Mr. Moreno-Ocampo confirmed that there were no national proceedings in relation to the "massive crimes" investigated by the Court in the Sudan. The Office of the Prosecutor thanked the Gambia, Mali, Netherlands, Nigeria and Senegal, among other countries, for facilitating its investigative missions, helping protect victims and witnesses, and facilitating the initial appearance of the first individuals to have agreed to appear before the International Criminal Court.
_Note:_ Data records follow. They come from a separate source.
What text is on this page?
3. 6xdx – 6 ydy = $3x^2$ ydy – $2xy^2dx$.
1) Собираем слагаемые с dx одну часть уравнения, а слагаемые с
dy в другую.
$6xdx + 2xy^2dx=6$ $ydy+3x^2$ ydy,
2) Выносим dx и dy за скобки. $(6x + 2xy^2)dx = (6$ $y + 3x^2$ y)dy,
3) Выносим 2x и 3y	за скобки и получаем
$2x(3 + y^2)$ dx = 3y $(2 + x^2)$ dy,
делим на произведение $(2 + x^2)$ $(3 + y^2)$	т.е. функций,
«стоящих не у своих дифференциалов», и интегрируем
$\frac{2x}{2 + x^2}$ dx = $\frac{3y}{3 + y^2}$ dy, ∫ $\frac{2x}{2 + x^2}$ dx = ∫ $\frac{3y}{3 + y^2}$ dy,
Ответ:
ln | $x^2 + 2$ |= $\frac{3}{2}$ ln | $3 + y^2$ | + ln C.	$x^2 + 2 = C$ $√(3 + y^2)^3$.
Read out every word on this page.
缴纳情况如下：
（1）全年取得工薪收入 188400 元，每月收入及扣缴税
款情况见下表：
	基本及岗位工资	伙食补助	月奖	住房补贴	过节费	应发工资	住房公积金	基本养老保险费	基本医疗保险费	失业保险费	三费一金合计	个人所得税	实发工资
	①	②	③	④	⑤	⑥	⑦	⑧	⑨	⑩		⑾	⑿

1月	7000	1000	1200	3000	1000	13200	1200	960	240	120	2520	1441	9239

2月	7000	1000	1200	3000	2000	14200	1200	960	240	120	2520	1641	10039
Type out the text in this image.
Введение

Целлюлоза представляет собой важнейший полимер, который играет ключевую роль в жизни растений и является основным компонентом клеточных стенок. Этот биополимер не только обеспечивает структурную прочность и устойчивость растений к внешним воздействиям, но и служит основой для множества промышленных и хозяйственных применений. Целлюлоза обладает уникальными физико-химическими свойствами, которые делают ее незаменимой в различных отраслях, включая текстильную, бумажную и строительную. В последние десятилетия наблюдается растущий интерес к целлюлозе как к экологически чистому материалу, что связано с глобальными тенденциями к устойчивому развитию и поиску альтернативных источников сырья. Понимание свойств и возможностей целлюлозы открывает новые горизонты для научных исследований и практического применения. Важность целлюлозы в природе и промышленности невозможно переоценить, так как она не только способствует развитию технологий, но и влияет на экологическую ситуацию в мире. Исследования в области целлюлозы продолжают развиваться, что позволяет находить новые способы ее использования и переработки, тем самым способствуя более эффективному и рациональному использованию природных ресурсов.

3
He said that, in the coming six months, and in accordance with its mandate, the Office of the Prosecutor would continue monitoring ongoing crimes, galvanizing efforts to arrest fugitives and building cooperation with regional organizations. However, it would not be opening new investigations and would focus on any new decisions affecting displaced persons, the spill-over of violence from Darfur into Chad and the use of child soldiers by different parties, including some rebel movements. In those activities, the Prosecutor's Office was consulting with the African Union high-level panel led by former South African President Thabo Mbeki, and Jean Ping, Chairperson of the African Union Commission.

Noting that the League of Arab States had been working for the adoption of a criminal code that would include crimes covered by the Rome Statute, he said that could help turn the tide against the climate of impunity prevailing in Darfur. "Should regional organizations succeed in promoting national accountability mechanisms for the victims of other crimes, and stop new abuses, we would not need to further intervene."

The meeting began at 10:15 a.m. and ended at 10:45 a.m.